The First Tribunal opined that a CASC can be regarded as a charity for the purpose of the VAT relief, as long as it would otherwise be charitable. This was because of a gap in the law (whether deliberate or otherwise) that caused the CASC’s lack of charitable status for Charity Commission purposes to be irrelevant to charitable reliefs (raising the spectre of a very light touch supervision regime but with all the plusses of being equivalent to a charity). But, said that tribunal, Eynsham’s objects were not charitable, so it lost the case.
Then HMRC conceded that the tribunal was wrong on that last point, and that the CASC in this case had charitable objects. This was a clever device for getting the case back into court to argue the key point, which was whether the ‘gap’ mentioned above even existed. So, we now have an Upper Tribunal decision on whether a sports body can have the benefits of being a CASC and also the VAT benefits of being a charity, or whether the law says you must be one or the other; not both.
The Upper Tribunal looked at legal history dating back to Queen Anne, and combined this with up to date ‘purposive’ interpretations, and decided that the clear implication in the law was that there was to be a clear choice. Either a body could have regulation-lite, and be a CASC, or it could have the full-fat regime of charitable status. It could not have its charity cake and eat it as a CASC.

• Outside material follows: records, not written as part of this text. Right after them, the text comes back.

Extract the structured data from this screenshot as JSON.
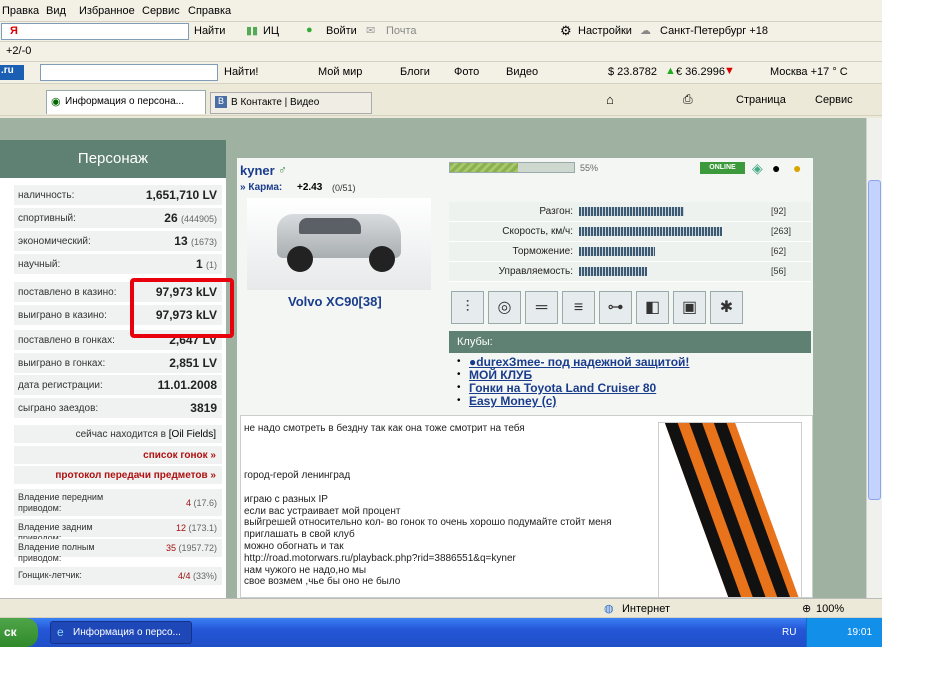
{
  "menu": [
    "Правка",
    "Вид",
    "Избранное",
    "Сервис",
    "Справка"
  ],
  "toolbar1": {
    "search_value": "Я",
    "go": "Найти",
    "ic": "ИЦ",
    "login": "Войти",
    "mail": "Почта",
    "settings": "Настройки",
    "weather": "Санкт-Петербург +18"
  },
  "toolbar2": {
    "score": "+2/-0"
  },
  "toolbar3": {
    "logo": ".ru",
    "go": "Найти!",
    "myworld": "Мой мир",
    "blogs": "Блоги",
    "photo": "Фото",
    "video": "Видео",
    "usd": "$ 23.8782",
    "eur": "€ 36.2996",
    "weather": "Москва +17 ° С"
  },
  "tabs": [
    {
      "label": "Информация о персона..."
    },
    {
      "label": "В Контакте | Видео"
    }
  ],
  "ie_toolbar": {
    "page": "Страница",
    "service": "Сервис"
  },
  "sidebar": {
    "title": "Персонаж",
    "stats": [
      {
        "k": "наличность:",
        "v": "1,651,710 LV",
        "s": ""
      },
      {
        "k": "спортивный:",
        "v": "26",
        "s": "(444905)"
      },
      {
        "k": "экономический:",
        "v": "13",
        "s": "(1673)"
      },
      {
        "k": "научный:",
        "v": "1",
        "s": "(1)"
      },
      {
        "k": "поставлено в казино:",
        "v": "97,973 kLV",
        "s": ""
      },
      {
        "k": "выиграно в казино:",
        "v": "97,973 kLV",
        "s": ""
      },
      {
        "k": "поставлено в гонках:",
        "v": "2,647 LV",
        "s": ""
      },
      {
        "k": "выиграно в гонках:",
        "v": "2,851 LV",
        "s": ""
      },
      {
        "k": "дата регистрации:",
        "v": "11.01.2008",
        "s": ""
      },
      {
        "k": "сыграно заездов:",
        "v": "3819",
        "s": ""
      }
    ],
    "location_prefix": "сейчас находится в",
    "location": "[Oil Fields]",
    "races_link": "список гонок »",
    "protocol_link": "протокол передачи предметов »",
    "drives": [
      {
        "k": "Владение передним приводом:",
        "v": "4",
        "s": "(17.6)"
      },
      {
        "k": "Владение задним приводом:",
        "v": "12",
        "s": "(173.1)"
      },
      {
        "k": "Владение полным приводом:",
        "v": "35",
        "s": "(1957.72)"
      },
      {
        "k": "Гонщик-летчик:",
        "v": "4/4",
        "s": "(33%)"
      }
    ]
  },
  "profile": {
    "name": "kyner",
    "gender": "♂",
    "karma_label": "» Карма:",
    "karma": "+2.43",
    "karma_votes": "(0/51)",
    "progress": 0.55,
    "progress_text": "55%",
    "online": "ONLINE",
    "car": "Volvo XC90[38]"
  },
  "car_stats": [
    {
      "k": "Разгон:",
      "n": "[92]",
      "frac": 0.55
    },
    {
      "k": "Скорость, км/ч:",
      "n": "[263]",
      "frac": 0.75
    },
    {
      "k": "Торможение:",
      "n": "[62]",
      "frac": 0.4
    },
    {
      "k": "Управляемость:",
      "n": "[56]",
      "frac": 0.36
    }
  ],
  "parts_icons": [
    "coilover-icon",
    "tire-icon",
    "exhaust-icon",
    "intake-icon",
    "camshaft-icon",
    "brake-icon",
    "engine-block-icon",
    "turbo-icon"
  ],
  "clubs": {
    "title": "Клубы:",
    "items": [
      "●durexЗmeе- под надежной защитой!",
      "МОЙ КЛУБ",
      "Гонки на Toyota Land Cruiser 80",
      "Easy Money (c)"
    ]
  },
  "about": [
    "не надо смотреть в бездну так как она тоже смотрит на тебя",
    "",
    "",
    "",
    "город-герой ленинград",
    "",
    "играю с разных IP",
    "если вас устраивает мой процент",
    "выйгрешей относительно кол- во гонок то очень хорошо подумайте стойт меня",
    "приглашать в свой клуб",
    "можно обогнать и так",
    "http://road.motorwars.ru/playback.php?rid=3886551&q=kyner",
    "нам чужого не надо,но мы",
    "свое возмем ,чье бы оно не было"
  ],
  "statusbar": {
    "zone": "Интернет",
    "zoom": "100%"
  },
  "taskbar": {
    "start": "ск",
    "task": "Информация о персо...",
    "lang": "RU",
    "clock": "19:01"
  },
  "colors": {
    "highlight": "#e8000c",
    "header": "#5f8173",
    "link": "#1a3c8c"
  }
}
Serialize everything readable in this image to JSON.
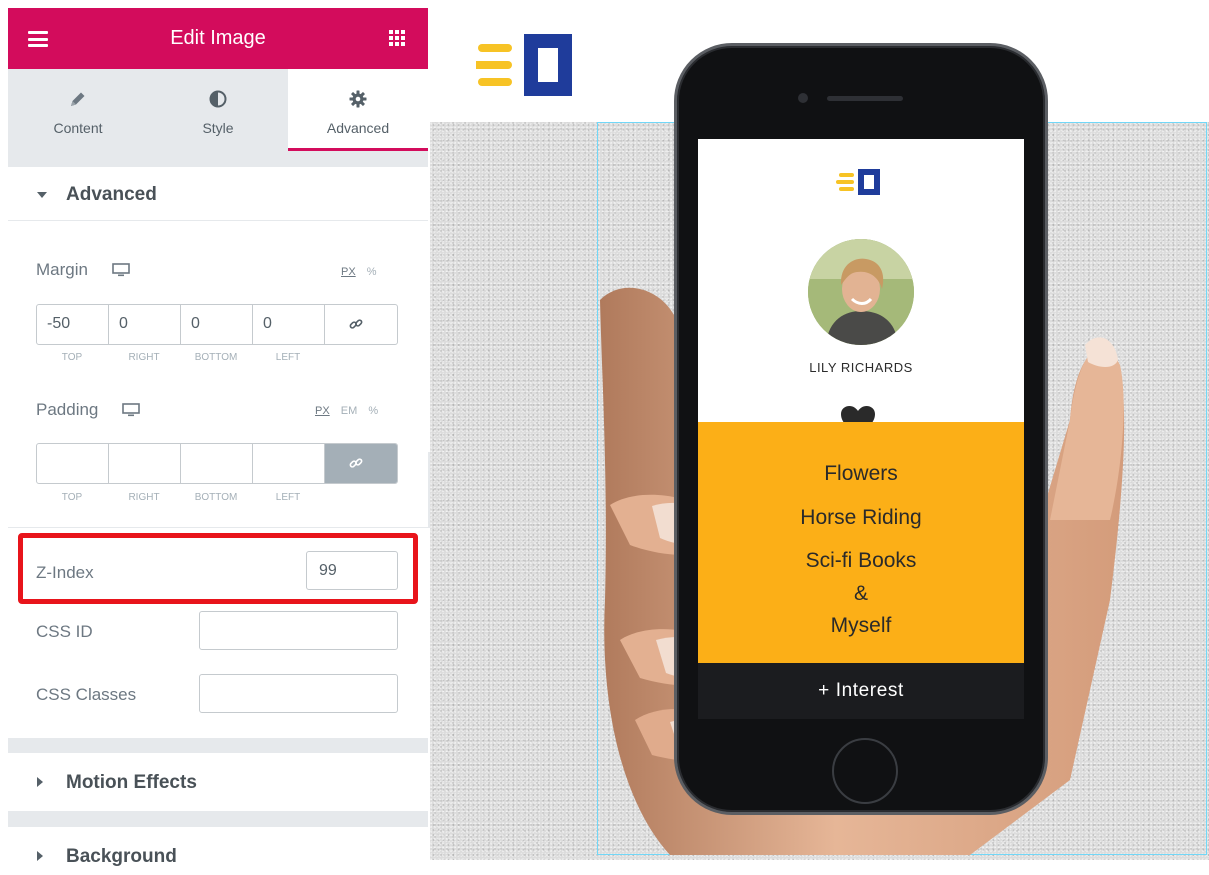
{
  "panel": {
    "title": "Edit Image",
    "tabs": [
      {
        "label": "Content",
        "icon": "pencil-icon",
        "active": false
      },
      {
        "label": "Style",
        "icon": "half-circle-icon",
        "active": false
      },
      {
        "label": "Advanced",
        "icon": "gear-icon",
        "active": true
      }
    ],
    "section_advanced": "Advanced",
    "margin": {
      "label": "Margin",
      "units": [
        "PX",
        "%"
      ],
      "selected_unit": "PX",
      "values": [
        "-50",
        "0",
        "0",
        "0"
      ],
      "sides": [
        "TOP",
        "RIGHT",
        "BOTTOM",
        "LEFT"
      ],
      "linked": false
    },
    "padding": {
      "label": "Padding",
      "units": [
        "PX",
        "EM",
        "%"
      ],
      "selected_unit": "PX",
      "values": [
        "",
        "",
        "",
        ""
      ],
      "sides": [
        "TOP",
        "RIGHT",
        "BOTTOM",
        "LEFT"
      ],
      "linked": true
    },
    "z_index": {
      "label": "Z-Index",
      "value": "99"
    },
    "css_id": {
      "label": "CSS ID",
      "value": ""
    },
    "css_classes": {
      "label": "CSS Classes",
      "value": ""
    },
    "section_motion": "Motion Effects",
    "section_background": "Background",
    "collapse_glyph": "‹"
  },
  "preview": {
    "person_name": "LILY RICHARDS",
    "interests": [
      "Flowers",
      "Horse Riding",
      "Sci-fi Books",
      "&",
      "Myself"
    ],
    "button_label": "+ Interest"
  },
  "colors": {
    "brand": "#d30c5c",
    "highlight": "#e8141b",
    "logo_yellow": "#f7c325",
    "logo_blue": "#1f3c9b",
    "interest_bg": "#fcaf17"
  }
}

Accordingly, Eynsham again lost the appeal, though for more logical reasons.
While they were sitting, the Upper Tribunal also considered arguments around whether the new building was to be used as a village hall. HMRC tried to claw back some of the ground lost in Scottish decisions around club members being given preferential treatment, and how these members were not also members of the local community, and so on. Happily, the tribunal did not accept these old fashioned arguments about the definition of a village hall. Whereas this part of the decision is obiter, because the decisive point related to the CASC’s status, it is nonetheless helpful to have such a thorough analysis to add to the favourable (and altogether more rational) interpretation of the meaning of ‘village hall’.
The decision is not for the faint hearted, but is worth reading.